September 30, 2015 by Exangel

by R.C. Savoie.

 

R.C. Savoie’s debut novel lost trademark is about by a young man who was named and raised by a multinational corporation. They use him for their official logo, printing a stylized version of his face on every product they produce. All of this makes him an uniquely famous person…

 

Later in bed, Celica and I watched a purple crayon streak warm the sky.

“What’s it like being famous?” she asked.

“What do you mean?”

“You know. Celebrities are always asked this question, but everything printed feels, I don’t know. Printed. Scripted. Like a lion trainer taught them how to jump through the hoops. I want a real answer. How it feels. Really.”

“I’m not a real celebrity.”

“Stop talking to the microphone. You just ran your tongue over my body for two hours. Feel free to loosen up any time now.”

My head was in her lap. She was running her fingers through my hair.

“Why do you want to be a model?”

“I asked first.”

“Touché. Ok, ever go grocery shopping?”

“No. Never.”

“So you walk into the grocery store and right at the entrance is a big ceiling-mounted monitor showing an image of you walking through the automated doors, there telling you we are watching, we’re here, you’re on film, don’t try nothing.”

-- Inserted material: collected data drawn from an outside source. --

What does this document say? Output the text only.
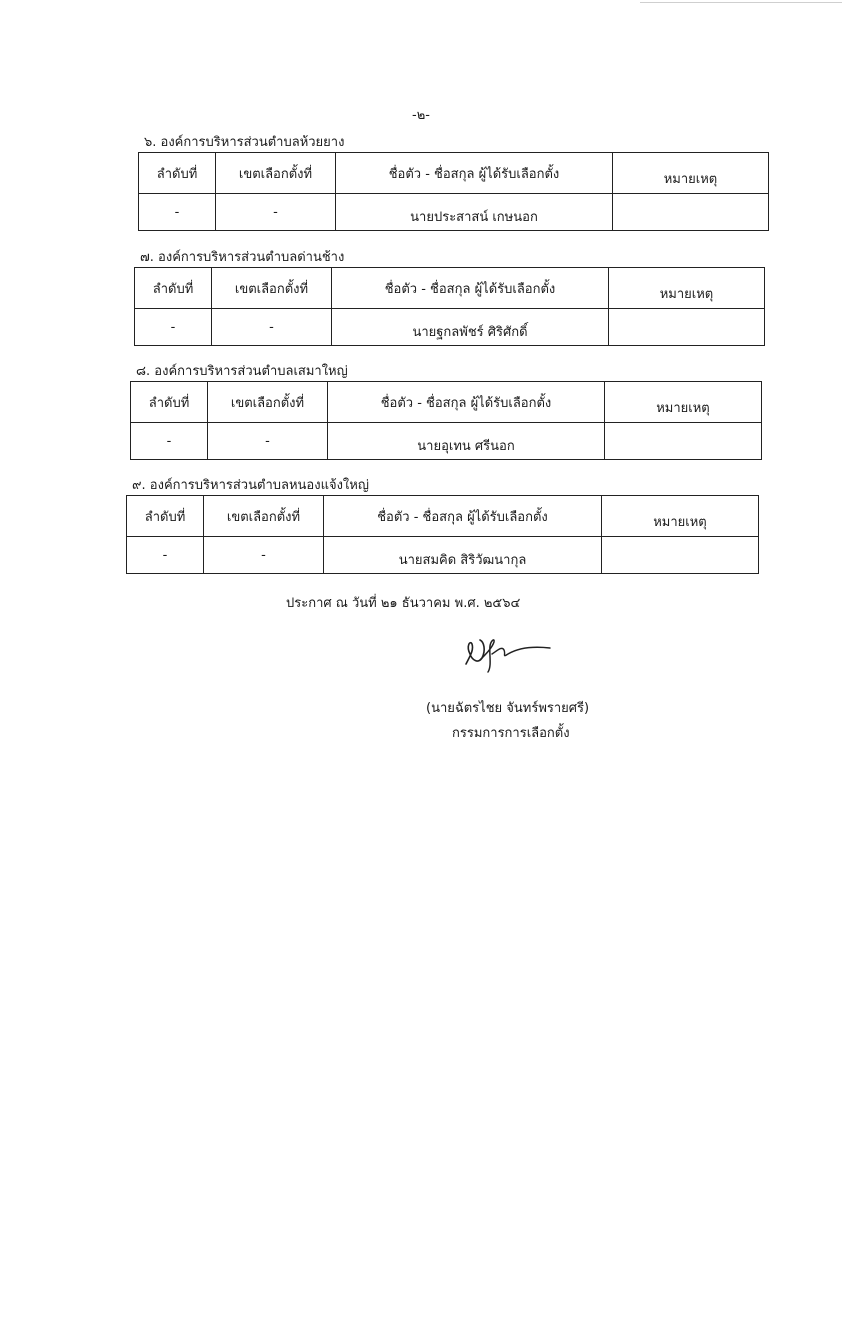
-๒-
๖. องค์การบริหารส่วนตำบลห้วยยาง
ลำดับที่	เขตเลือกตั้งที่	ชื่อตัว - ชื่อสกุล ผู้ได้รับเลือกตั้ง	หมายเหตุ
-	-	นายประสาสน์ เกษนอก	
๗. องค์การบริหารส่วนตำบลด่านช้าง
ลำดับที่	เขตเลือกตั้งที่	ชื่อตัว - ชื่อสกุล ผู้ได้รับเลือกตั้ง	หมายเหตุ
-	-	นายฐกลพัชร์ ศิริศักดิ์	
๘. องค์การบริหารส่วนตำบลเสมาใหญ่
ลำดับที่	เขตเลือกตั้งที่	ชื่อตัว - ชื่อสกุล ผู้ได้รับเลือกตั้ง	หมายเหตุ
-	-	นายอุเทน ศรีนอก	
๙. องค์การบริหารส่วนตำบลหนองแจ้งใหญ่
ลำดับที่	เขตเลือกตั้งที่	ชื่อตัว - ชื่อสกุล ผู้ได้รับเลือกตั้ง	หมายเหตุ
-	-	นายสมคิด สิริวัฒนากุล	
ประกาศ ณ วันที่ ๒๑ ธันวาคม พ.ศ. ๒๕๖๔
(นายฉัตรไชย จันทร์พรายศรี)
กรรมการการเลือกตั้ง
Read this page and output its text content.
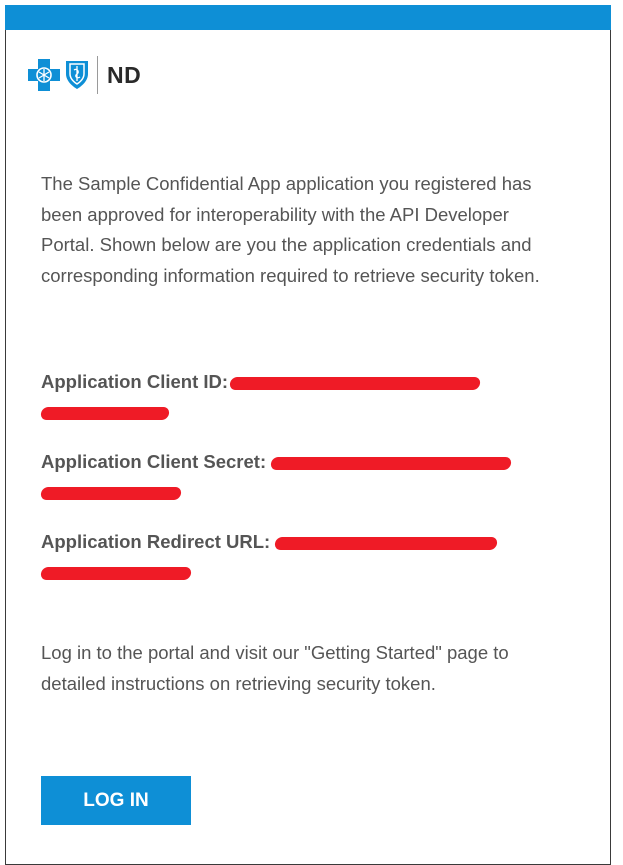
ND

The Sample Confidential App application you registered has been approved for interoperability with the API Developer Portal. Shown below are you the application credentials and corresponding information required to retrieve security token.

Application Client ID:

Application Client Secret:

Application Redirect URL:

Log in to the portal and visit our "Getting Started" page to detailed instructions on retrieving security token.

LOG IN
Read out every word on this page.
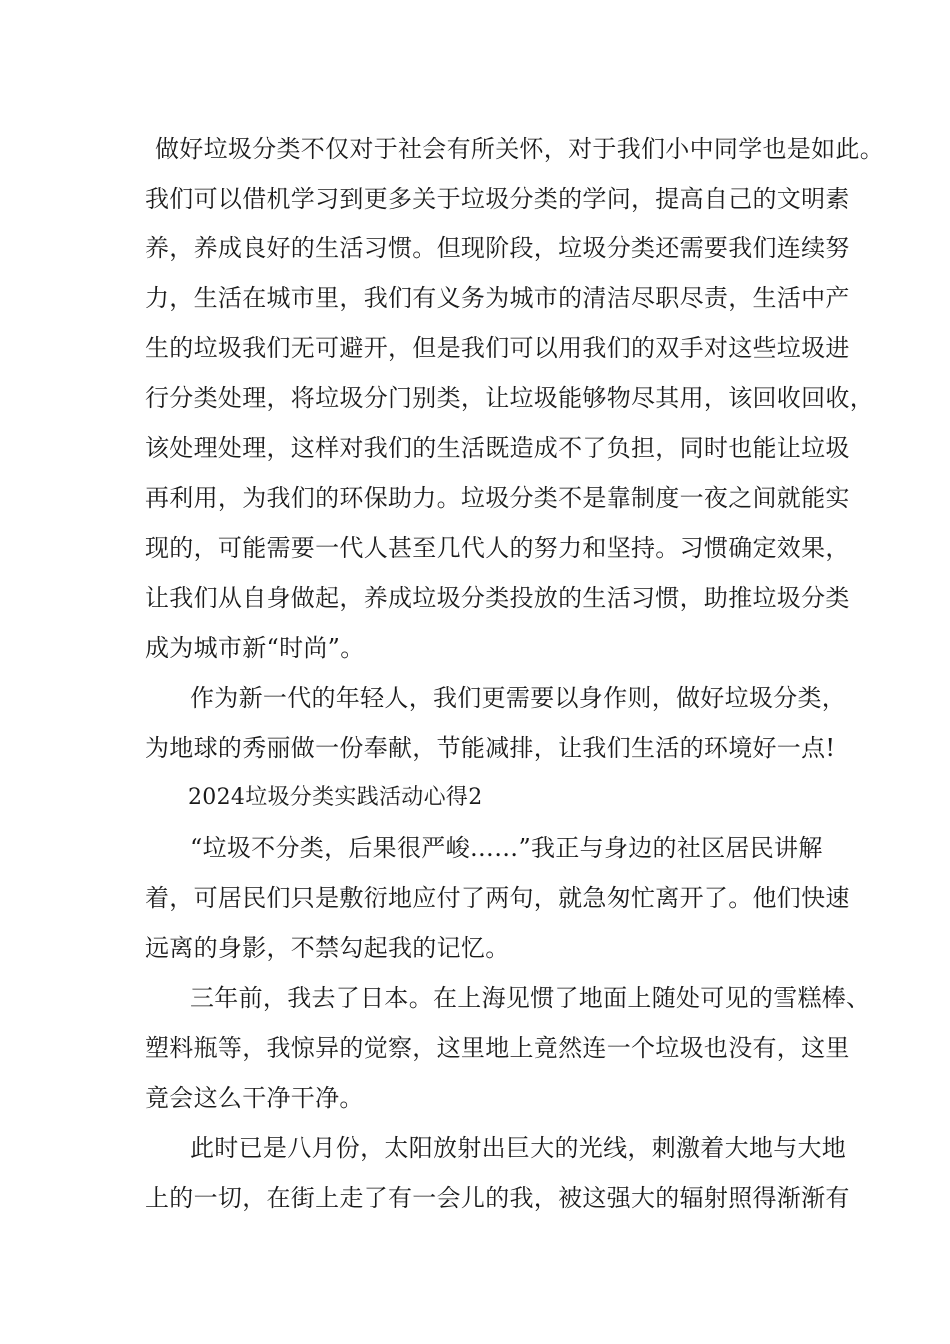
做好垃圾分类不仅对于社会有所关怀，对于我们小中同学也是如此。
我们可以借机学习到更多关于垃圾分类的学问，提高自己的文明素
养，养成良好的生活习惯。但现阶段，垃圾分类还需要我们连续努
力，生活在城市里，我们有义务为城市的清洁尽职尽责，生活中产
生的垃圾我们无可避开，但是我们可以用我们的双手对这些垃圾进
行分类处理，将垃圾分门别类，让垃圾能够物尽其用，该回收回收，
该处理处理，这样对我们的生活既造成不了负担，同时也能让垃圾
再利用，为我们的环保助力。垃圾分类不是靠制度一夜之间就能实
现的，可能需要一代人甚至几代人的努力和坚持。习惯确定效果，
让我们从自身做起，养成垃圾分类投放的生活习惯，助推垃圾分类
成为城市新“时尚”。
作为新一代的年轻人，我们更需要以身作则，做好垃圾分类，
为地球的秀丽做一份奉献，节能减排，让我们生活的环境好一点!
2024垃圾分类实践活动心得2
“垃圾不分类，后果很严峻……”我正与身边的社区居民讲解
着，可居民们只是敷衍地应付了两句，就急匆忙离开了。他们快速
远离的身影，不禁勾起我的记忆。
三年前，我去了日本。在上海见惯了地面上随处可见的雪糕棒、
塑料瓶等，我惊异的觉察，这里地上竟然连一个垃圾也没有，这里
竟会这么干净干净。
此时已是八月份，太阳放射出巨大的光线，刺激着大地与大地
上的一切，在街上走了有一会儿的我，被这强大的辐射照得渐渐有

“So it’s like being filmed all the time.”

“Hold on.”

“Ok.”

“It’s there for the shoplifters, you know this, understand it implicitly and ignore the monitor because you are not a shoplifter. It isn’t speaking to you. So you go about your business, get a shopping cart and wander through the produce section with all these open piles of fruits and vegetables and pine barrels of various nuts. And you see some peanuts on sale, 80% off by the pound. But nobody gives anything away unless something’s wrong with it. So you suspect a rip-off and totally should because a company that kills its own profits is like a person shooting herself in the leg. Half of the nuts must be rotting or had fertilizer dumped on them or something equally terrible. So you pick up a peanut and look at it suspiciously, turning it over and over until you notice a small hole in the shell. Aha! You wedge your fingernails in to pry it open and pop out a nut. Then you hold it to your face and turn it over and over looking for flaws, but can’t find any. It looks like any other peanut. You hold it to your nostrils and inhale deeply. It smells like any other peanut. But you just know something’s up, so you hesitate a moment, then think screw it and pop it into your mouth.”

“And it’s fine.”

“Doesn’t matter. Because that’s when you remember the cameras.”

“I wouldn’t do that.”

“I don’t care, I’m telling you this is how it is. That oh shit! moment you realize you’re being filmed with a stolen peanut in your mouth. This is what fame is like. It’s about being like anyone else in a supermarket, walking around with hidden cameras filming your every move – except when you’re famous you’ve always eaten a stolen peanut and feel the camera eye on you and have the oh shits fluttering in your stomach. The camera is in your head. Sometimes you forget about it like the rest of the world, but you really can’t because that suspiciously flawed peanut is your humanity, and you always need to pick at it to figure out why it’s flawed. But when regular people do this no one cares. The film rolls on and is eventually recorded over with more bland footage of more regular people picking at their peanuts. But when celebrities do this the lenses zoom in, the film is filed away for sale to the worst sort of people, your peanut is always stolen. And you know this, most celebrities even accept it. But when you forget it it’s like sleepwalking toward a descending staircase: you’re just bound for a terrible fall. So you have to keep yourself constantly awake. You can never sleep. You must remember the cameras. And that’s your answer: fame is insomnia. But hey, some people like being caffeinated all the time. I’m not one of them. Then again though, I’m just a face on a toaster. I’m not really famous-famous.”

The sky added a layer of orange to the purple. When I looked up her head was bowed asleep.

Filed Under: EAP: The Magazine, Fall 2015: I Wonder/We Wonder.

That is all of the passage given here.